Freedom Hopkins: A Renaissance Man

“If you had to label me,” began senior Freedom Hopkins, “and labeled me a filmmaker, you would be denying me everything else.”

Hopkins has done his best to defy labels. Growing up just an hour south of Santa Fe in Albuquerque, New Mexico, Hopkins has always had interests in various forms of art. He performed in school productions and crafted his first film entitled “Freeing Joshua” his senior year of high school.

Arriving in Fall 2010, Hopkins was initially a film major. A year and a half later he converted to a double major in film and theater. A semester later he stood alone as SFUAD’s only self-design major.
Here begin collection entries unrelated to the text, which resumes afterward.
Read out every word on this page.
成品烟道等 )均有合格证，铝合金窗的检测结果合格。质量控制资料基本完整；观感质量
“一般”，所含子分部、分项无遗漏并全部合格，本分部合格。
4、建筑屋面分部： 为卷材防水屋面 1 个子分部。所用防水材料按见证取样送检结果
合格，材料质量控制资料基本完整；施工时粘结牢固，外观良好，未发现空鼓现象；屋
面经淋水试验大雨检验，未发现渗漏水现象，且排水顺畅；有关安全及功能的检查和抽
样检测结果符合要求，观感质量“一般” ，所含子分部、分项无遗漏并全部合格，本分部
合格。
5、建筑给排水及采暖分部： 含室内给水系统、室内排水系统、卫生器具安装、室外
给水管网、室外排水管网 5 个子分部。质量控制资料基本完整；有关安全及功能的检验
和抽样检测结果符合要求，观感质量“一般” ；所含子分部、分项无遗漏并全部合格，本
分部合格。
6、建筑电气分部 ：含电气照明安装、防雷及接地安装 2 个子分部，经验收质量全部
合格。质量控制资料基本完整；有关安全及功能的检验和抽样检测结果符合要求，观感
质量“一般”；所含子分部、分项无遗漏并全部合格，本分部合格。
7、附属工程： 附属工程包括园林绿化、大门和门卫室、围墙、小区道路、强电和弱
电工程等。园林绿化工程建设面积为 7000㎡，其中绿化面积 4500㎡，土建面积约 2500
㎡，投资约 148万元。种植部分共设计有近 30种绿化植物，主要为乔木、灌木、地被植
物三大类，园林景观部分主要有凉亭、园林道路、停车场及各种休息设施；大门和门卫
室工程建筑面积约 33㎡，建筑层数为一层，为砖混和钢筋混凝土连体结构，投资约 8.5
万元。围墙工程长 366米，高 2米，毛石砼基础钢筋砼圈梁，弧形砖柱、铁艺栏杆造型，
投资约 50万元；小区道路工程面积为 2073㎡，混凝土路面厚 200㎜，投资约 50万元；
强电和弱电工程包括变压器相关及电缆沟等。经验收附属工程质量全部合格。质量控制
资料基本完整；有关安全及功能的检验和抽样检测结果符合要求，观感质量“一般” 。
“There are too many forms of communication for me to commit to one. Which maybe has been my problem throughout life.”

Dana Levin, creative writing co-chair and Hopkin’s advisor, hardly sees a problem.

“Freedom’s been great: self-directed, committed to his self-designed curriculum, asking for what he needs bureaucratically and intellectually,” said Levin. “I love how open he is to input from everything! Art, people, world. And he teaches me too, through sharing his enthusiasms for independent cinema, the connections he sees between the history of twentieth century film and literature and how those two mediums have responded to shared cultural zeitgeist.”

It’s these connections that Hopkins hopes to imbue in all of his work. He doesn’t necessarily see any medium as mutually exclusive. The Creative Writing department offered the opportunity to understand story, both its history and its contruction. At The Film School Hopkins gains the understanding of the collaborative process. The Performing Arts department lets Hopkins experience the “sense of entertainment, of performance, of kinetic live energy, which is what I want to bring to my movies.”

However, Hopkins’ wide area of interests presents its own form of challenges.

“Which department do [self-design majors] call home?” asked Levin. “In terms of wading through school bureaucracy, it’s important for a student to have a departmental home. Freedom seemed departmentally homeless to me, a visitor to Film, Theater and Creative Writing, but no foothold in any of those departments in the way a traditional major would have.”

The bureaucracy doesn’t seem to concern Hopkins in the slightest. He dismisses the fact that he doesn’t know what will be on his diploma with a simple hand wave. It’s the work that matters.

“The self design has a reputation as the cop-out major,” said Hopkins.

But this stereotype is hardly accurate. Without much institutional support it is up to the student to get the most out of their college experience. As Hopkins put it “you are your own success or failure.”

With his first semester of his senior year halfway done, Hopkins has his eye towards the future. Despite his love for New Mexico, he hopes to attend graduate school in New York where he can continue his particular brand of entertainment.

But what does that ultimately mean?

“I’m interested in the human experience, why we communicate the way we do, how we do it and its significance,” said Hopkins. “Now that’s pretty vague, but so is art.”